• by Wendy Davis , Staff Writer @wendyndavis, September 21, 2023

For the second time this week, the Federal Trade Commission's consumer protection chief has criticized the long-standing self-regulatory approach to privacy.

“With no legislation in place, what has emerged over the last two decades is a regime grounded entirely in the fiction of notice and choice,” Samuel Levine told the data-broker trade group Consumer Data Industry Association Thursday, according to a written version of his prepared speech. “Consumers do not have the time to read hundreds of pages of dense privacy policies, and it should not be their burden to do so. Nor do consumers have real choice when so much of our lives depends on participating in the digital economy.”

The remarks come two days after Levine told the National Advertising Division of the BBB National Programs that the industry's self-regulatory effort on privacy had failed. The ad industry's self-regulatory framework broadly involves notifying consumers about data collection and allowing them to reject some uses of their information.

Levine on Thursday condemned what he called “unchecked commercial surveillance,” which he said “endangers our privacy, our financial welfare, and our liberty.”

He added that the unregulated nature of data has led to “vast, unfettered tracking” of people's behavior.

“Worse than this unchecked collection is the continuous cycle of companies buying more data on each consumer, aggregating, creating profiles, and selling these profiles to additional third parties with little screening about potential uses,” he said. “Countless data aggregators collect, buy, and combine data from multiple sources and sell it to marketers, researchers, or government agencies.”

The FTC currently is considering whether to issue privacy regulations. Advocates have long clamored for official restrictions on data gathering, while the ad industry has argued that any new rules should come from Congress.

New rules or not, Levine made it clear that the FTC is already pressing companies to curb the amount of information they gather about consumers.

“An increasing number of orders in our privacy and data security cases are requiring companies to minimize the consumer data they collect and retain it for no longer than is reasonably necessary,” he said. “Data that isn’t collected can’t be compromised, and the unnecessary retention of vast troves of personal data heighten the risks and increase the stakes of data breaches, manipulation, and other abuses.”

Meanwhile, officials in other states aren't waiting for the FTC to issue privacy rules.

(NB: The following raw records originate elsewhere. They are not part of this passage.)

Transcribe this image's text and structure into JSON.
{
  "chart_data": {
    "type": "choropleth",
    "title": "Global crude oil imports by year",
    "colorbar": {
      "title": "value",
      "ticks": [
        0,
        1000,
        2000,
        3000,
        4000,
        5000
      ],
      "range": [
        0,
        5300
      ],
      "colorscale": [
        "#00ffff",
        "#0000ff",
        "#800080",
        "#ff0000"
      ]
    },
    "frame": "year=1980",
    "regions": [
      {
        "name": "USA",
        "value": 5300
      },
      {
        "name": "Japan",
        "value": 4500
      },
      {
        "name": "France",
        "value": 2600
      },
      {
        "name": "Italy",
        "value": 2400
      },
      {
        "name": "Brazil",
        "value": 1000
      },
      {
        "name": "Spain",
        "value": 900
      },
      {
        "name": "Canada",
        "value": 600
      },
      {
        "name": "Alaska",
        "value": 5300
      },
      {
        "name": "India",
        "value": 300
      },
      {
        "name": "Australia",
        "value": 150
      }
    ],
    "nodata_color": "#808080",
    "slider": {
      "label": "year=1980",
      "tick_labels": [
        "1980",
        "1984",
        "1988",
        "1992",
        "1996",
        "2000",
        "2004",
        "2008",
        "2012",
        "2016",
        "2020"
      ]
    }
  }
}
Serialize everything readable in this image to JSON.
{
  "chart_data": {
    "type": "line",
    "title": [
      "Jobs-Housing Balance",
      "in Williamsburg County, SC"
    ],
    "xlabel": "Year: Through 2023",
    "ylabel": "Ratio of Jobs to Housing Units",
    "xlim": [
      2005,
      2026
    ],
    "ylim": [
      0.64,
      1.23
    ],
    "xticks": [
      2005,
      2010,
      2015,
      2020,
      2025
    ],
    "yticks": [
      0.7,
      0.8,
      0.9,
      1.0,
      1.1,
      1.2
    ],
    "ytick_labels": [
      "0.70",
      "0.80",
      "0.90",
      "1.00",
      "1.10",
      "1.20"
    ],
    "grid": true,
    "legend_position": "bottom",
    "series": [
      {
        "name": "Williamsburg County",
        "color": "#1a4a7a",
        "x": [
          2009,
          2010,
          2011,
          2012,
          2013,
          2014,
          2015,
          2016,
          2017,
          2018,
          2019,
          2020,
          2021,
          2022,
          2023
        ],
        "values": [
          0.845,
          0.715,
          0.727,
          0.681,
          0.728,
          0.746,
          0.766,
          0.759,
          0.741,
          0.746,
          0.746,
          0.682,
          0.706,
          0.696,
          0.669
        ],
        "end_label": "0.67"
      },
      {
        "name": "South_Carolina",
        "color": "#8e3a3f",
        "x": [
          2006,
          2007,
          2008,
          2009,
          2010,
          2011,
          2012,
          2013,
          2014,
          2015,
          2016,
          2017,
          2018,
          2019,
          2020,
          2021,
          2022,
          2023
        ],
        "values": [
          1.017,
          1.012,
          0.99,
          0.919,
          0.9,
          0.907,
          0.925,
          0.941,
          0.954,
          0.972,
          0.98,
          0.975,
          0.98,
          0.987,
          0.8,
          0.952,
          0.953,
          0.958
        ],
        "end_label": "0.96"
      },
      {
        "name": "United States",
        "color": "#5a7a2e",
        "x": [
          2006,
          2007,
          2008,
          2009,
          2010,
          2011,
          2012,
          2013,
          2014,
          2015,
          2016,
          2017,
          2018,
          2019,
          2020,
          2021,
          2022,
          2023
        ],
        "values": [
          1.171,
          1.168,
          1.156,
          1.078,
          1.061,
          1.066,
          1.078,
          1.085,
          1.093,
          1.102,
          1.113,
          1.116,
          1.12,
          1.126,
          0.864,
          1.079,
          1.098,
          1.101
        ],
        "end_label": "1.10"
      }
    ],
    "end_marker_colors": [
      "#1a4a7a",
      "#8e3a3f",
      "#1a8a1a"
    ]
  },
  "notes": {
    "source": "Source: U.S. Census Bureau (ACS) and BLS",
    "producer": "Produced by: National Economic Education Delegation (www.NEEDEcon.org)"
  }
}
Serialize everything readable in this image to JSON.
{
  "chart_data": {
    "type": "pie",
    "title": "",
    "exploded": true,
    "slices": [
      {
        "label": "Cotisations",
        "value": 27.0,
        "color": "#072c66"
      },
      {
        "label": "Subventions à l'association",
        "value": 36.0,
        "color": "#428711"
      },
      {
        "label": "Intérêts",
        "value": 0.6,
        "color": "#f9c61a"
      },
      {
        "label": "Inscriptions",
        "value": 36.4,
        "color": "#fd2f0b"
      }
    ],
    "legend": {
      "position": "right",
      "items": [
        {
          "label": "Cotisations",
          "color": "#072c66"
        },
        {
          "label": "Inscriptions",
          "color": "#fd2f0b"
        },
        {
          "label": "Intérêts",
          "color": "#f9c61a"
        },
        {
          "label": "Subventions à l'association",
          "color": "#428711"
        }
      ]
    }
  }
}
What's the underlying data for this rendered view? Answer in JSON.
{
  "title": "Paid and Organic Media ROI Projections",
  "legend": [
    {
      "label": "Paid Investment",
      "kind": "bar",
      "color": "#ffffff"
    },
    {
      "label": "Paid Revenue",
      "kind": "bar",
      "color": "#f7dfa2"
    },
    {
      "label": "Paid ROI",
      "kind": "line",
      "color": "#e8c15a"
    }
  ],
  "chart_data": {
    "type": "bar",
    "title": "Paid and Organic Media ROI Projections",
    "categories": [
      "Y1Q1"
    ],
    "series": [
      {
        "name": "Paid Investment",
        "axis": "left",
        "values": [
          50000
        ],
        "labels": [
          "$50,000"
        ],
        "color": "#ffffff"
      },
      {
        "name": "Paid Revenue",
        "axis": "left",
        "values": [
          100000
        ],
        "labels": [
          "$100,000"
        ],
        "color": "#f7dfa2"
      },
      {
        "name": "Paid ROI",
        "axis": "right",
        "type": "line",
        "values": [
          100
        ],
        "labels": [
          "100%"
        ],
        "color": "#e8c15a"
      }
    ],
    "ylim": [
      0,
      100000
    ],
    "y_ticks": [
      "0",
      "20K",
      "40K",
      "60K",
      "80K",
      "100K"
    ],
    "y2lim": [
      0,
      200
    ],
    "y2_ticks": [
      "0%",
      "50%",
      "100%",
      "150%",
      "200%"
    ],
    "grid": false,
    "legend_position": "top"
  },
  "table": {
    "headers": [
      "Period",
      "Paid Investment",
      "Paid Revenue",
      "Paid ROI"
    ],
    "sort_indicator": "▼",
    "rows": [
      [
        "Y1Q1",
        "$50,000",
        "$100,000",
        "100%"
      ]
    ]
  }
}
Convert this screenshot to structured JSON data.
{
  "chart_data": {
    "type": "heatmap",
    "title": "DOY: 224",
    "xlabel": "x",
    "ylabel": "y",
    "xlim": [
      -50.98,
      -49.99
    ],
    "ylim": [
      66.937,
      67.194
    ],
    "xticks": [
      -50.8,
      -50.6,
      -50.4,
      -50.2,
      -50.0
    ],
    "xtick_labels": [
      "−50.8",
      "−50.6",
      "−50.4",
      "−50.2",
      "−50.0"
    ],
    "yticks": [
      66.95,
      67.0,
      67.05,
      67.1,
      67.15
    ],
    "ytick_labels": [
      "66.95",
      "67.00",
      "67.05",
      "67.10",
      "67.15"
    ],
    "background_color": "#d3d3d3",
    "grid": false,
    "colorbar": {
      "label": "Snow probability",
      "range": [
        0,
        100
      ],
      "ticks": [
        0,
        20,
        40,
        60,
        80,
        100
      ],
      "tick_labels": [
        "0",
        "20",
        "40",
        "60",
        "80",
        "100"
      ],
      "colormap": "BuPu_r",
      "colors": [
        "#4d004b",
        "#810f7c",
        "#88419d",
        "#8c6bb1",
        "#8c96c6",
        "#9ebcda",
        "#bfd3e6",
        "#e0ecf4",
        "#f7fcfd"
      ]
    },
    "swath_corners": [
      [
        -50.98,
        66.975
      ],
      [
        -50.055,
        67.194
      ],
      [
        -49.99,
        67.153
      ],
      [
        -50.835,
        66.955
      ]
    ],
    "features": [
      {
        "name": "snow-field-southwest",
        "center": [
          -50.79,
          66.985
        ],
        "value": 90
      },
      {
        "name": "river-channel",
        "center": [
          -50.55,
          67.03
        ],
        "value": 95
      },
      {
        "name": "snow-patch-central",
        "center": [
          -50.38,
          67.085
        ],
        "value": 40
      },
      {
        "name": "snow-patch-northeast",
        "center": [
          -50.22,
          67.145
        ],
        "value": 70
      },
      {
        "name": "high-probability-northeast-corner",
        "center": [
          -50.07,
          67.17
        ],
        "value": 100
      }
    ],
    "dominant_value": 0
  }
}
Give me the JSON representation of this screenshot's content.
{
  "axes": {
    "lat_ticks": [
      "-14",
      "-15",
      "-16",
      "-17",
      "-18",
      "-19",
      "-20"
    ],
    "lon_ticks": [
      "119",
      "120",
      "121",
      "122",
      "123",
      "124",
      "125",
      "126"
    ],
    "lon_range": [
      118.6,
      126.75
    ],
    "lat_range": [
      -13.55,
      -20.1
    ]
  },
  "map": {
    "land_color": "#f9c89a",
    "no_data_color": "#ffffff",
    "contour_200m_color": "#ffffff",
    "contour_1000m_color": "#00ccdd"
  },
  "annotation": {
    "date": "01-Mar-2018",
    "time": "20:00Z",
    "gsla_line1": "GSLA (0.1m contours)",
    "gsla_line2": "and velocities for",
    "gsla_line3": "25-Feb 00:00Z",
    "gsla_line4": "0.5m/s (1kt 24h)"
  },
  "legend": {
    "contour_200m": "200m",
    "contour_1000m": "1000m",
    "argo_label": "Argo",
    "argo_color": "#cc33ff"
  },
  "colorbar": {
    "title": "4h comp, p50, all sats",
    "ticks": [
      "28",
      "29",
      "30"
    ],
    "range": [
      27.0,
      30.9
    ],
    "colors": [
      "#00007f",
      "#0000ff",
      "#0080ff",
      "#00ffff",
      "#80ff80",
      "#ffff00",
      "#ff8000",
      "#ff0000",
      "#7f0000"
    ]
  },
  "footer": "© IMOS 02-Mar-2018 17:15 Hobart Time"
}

Earlier this year, Washington state passed My Health My Data, which prohibits app developers, website operators and others from collecting, processing or sharing a broad range of information about consumers' health without their explicit consent.

And California lawmakers just approved the Delete Act, which aims to enable residents to easily remove their information from every data broker registered with the state.

Advocacy groups backed that measure, while business organizations -- including groups representing advertisers and data brokers -- opposed it.

“Without data, companies would not be able to deliver critically important products and services consumers benefit from today, sometimes without even being aware of how this data supports their safety and enjoyment of everyday life,” 19 groups including the Association of National Advertisers, American Association of Advertising Agencies, California Retailers Association, Interactive Advertising Bureau, Los Angeles Area Chamber of Commerce and NetChoice said in a letter sent earlier this month to lawmakers.

That law currently awaits Governor Gavin Newsom's signature.